Detailing Gas Cap Door, Bezel and Hardware

There are areas that tend to accumulate lots of dirt and wax buildup over the years, and even though we do our best to keep these areas clean, sometimes the only way to really make them look their best is to take them off the car.

In the case of the gas tank door, it's an easy project that should not take more than an hour to do, provided all the components are there and in working condition. Tools required are a Phillips screwdriver, a car finish cleaner, wax, chrome polish, and clean microfiber rags.

I started by assessing the area and as the photos below show, you can see where dirt and wax have accumulated, plus the area indicated by the blue arrow below, where the paint was chipped.

It is easy to see where the door hinge has surface rust and pitting. Of course, there's only so much that steel wool will remove, but I've found that #00 or #0000 steel wool is the best product to remove surface rust from chrome or polished surfaces.

And I usually combine it with chrome polish which works really well.

Grooves and crevices (blue arrow below), are ideal places for dirt and wax buildup to accumulate. In order to clean it properly, the only option is to remove the gas door and bezel off of the car. That way you can reach in that recess and get all that gunk out.

Once it's clean, you can polish and wax everything.
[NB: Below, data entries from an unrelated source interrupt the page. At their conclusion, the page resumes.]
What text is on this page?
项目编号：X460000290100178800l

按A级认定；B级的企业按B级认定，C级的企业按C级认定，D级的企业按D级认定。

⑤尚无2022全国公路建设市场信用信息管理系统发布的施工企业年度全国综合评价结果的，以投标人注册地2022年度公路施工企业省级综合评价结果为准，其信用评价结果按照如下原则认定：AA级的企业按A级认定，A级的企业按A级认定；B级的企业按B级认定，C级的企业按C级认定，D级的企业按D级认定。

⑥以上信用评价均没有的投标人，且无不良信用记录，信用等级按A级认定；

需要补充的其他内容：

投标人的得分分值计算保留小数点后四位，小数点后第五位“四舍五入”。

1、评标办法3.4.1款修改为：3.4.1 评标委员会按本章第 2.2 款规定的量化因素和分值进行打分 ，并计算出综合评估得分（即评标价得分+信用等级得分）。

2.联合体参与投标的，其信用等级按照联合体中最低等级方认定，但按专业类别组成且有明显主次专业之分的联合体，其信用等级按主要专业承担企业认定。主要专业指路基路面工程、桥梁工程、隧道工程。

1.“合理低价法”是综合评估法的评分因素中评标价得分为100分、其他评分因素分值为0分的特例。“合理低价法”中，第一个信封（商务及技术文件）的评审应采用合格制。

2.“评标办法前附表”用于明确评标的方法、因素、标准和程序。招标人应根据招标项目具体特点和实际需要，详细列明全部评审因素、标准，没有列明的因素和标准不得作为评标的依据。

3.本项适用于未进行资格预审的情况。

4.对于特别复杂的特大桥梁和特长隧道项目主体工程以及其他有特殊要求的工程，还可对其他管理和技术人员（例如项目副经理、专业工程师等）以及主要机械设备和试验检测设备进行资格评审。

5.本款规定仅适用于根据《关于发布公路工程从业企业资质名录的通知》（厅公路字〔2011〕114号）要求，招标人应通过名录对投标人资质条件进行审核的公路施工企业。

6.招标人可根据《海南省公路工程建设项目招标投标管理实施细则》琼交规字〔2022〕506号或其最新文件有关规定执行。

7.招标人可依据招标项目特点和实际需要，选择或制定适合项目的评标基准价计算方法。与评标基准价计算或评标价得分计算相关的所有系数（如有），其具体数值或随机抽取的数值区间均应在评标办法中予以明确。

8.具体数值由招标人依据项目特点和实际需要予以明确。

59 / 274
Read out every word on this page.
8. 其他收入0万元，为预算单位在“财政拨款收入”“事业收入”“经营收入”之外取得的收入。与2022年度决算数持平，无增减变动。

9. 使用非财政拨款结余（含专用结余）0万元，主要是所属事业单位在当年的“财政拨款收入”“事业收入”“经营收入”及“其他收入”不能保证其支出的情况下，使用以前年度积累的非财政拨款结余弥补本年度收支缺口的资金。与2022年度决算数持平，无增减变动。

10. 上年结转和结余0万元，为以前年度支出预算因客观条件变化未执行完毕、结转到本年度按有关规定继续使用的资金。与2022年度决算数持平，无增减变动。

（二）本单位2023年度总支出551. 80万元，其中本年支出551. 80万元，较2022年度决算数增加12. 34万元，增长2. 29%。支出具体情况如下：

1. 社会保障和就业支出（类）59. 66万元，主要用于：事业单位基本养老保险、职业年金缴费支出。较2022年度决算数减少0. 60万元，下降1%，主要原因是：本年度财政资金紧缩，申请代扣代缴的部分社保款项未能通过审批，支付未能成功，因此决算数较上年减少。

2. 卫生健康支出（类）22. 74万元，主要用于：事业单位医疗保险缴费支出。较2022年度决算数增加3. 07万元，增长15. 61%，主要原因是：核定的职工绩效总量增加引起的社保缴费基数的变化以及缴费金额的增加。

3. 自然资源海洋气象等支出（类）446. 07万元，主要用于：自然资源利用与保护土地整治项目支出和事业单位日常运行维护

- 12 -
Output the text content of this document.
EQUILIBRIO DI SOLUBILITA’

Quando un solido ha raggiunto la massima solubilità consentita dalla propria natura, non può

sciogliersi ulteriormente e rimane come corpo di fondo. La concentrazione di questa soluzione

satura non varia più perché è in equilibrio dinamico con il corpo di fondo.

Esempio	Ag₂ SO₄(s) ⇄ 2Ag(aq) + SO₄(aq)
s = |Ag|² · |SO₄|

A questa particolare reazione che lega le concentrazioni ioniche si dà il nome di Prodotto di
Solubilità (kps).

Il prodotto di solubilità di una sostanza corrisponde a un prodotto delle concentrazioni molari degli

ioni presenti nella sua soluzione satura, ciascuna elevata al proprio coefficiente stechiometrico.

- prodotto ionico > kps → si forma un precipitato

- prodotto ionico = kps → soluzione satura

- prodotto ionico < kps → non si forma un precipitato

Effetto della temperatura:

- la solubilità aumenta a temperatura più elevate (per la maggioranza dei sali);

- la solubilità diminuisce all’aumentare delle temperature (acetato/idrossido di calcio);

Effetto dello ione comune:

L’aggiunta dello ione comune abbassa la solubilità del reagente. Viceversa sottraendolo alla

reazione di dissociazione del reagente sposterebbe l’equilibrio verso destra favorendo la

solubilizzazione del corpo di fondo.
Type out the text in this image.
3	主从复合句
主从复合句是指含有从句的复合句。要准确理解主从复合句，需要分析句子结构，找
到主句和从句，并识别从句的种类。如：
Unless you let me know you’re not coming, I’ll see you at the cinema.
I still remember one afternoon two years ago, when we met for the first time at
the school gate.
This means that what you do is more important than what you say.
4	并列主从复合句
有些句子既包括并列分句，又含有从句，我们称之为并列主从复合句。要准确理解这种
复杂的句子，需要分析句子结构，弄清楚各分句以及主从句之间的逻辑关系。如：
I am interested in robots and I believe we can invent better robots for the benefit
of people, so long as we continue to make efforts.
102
Removing the gas door and bezel is as easy as unscrewing four Phillip-head sheet metal screws, which secure the bezel to the body with U speed nuts.

The door is secured to the chrome bezel by four Phillips-head screws. Also, note the two acorn-type speed nuts that secure the emblem to the door. I chose not to remove the emblem since the area around it was clean.

Since I wanted to paint the spring, I removed it and—after cleaning it—I gave it a couple of coats of cast paint. Also, by removing it, I had easier access to the hinge since I wanted to clean it the best I could. I also carefully removed the three rubber bumpers which I replaced at the end.

Next, I removed the four Phillips-head screws that secure the gas door to the bezel. The painters gave them a coat of red paint when they spayed the car years ago when the second owner had the color changed from silver to red.

I used a brass brush to remove the paint which came off easily. Otherwise, I would've bought new stainless steel screws from the hardware store, but fortunately, that was not necessary.

As previously mentioned, I painted the spring and reattached the door to the bezel, after I cleaned the chrome with #0000 steel wool and then polished it with Mothers Chrome Polish.

I was unable to remove all the pitting from the hinge, but it cleaned up fairly well for a forty-year-old part.

And here's the gas door and bezel ready to be reinstalled on the rear deck of the car. The "Unleaded Fuel Only" decal edges collect wax buildup and "frame" the sticker with a thin dirty edge. Unfortunately, there's nothing you can do to fix that.

This closeup angle shows some of the pitting on the hinge, but other than that it is clean and fully functional. I am sure someone offers repro hinges, but in this case, I am willing to live with the aged part which really looks perfectly fine once it's back in place.

I also cleaned the sheet metal screws that secure the bezel to the body, and then reinstalled the assembly after I polished and waxed the recess.

To me, painted hardware (that is not supposed to be painted), looks bad, so spending a few minutes cleaning the screws was time well spent.

And here's the finished product. I used touch-up paint on the recess and it looks a lot better. Plus the whole assembly is now clean and looks great.

Again, I spent about an hour detailing this assembly and am very pleased with the results. Plus, it's been my experience that a lot of people tend to notice those little details, which help freshen the overall look of the car.

Thanks for following my '76 Vette Blog!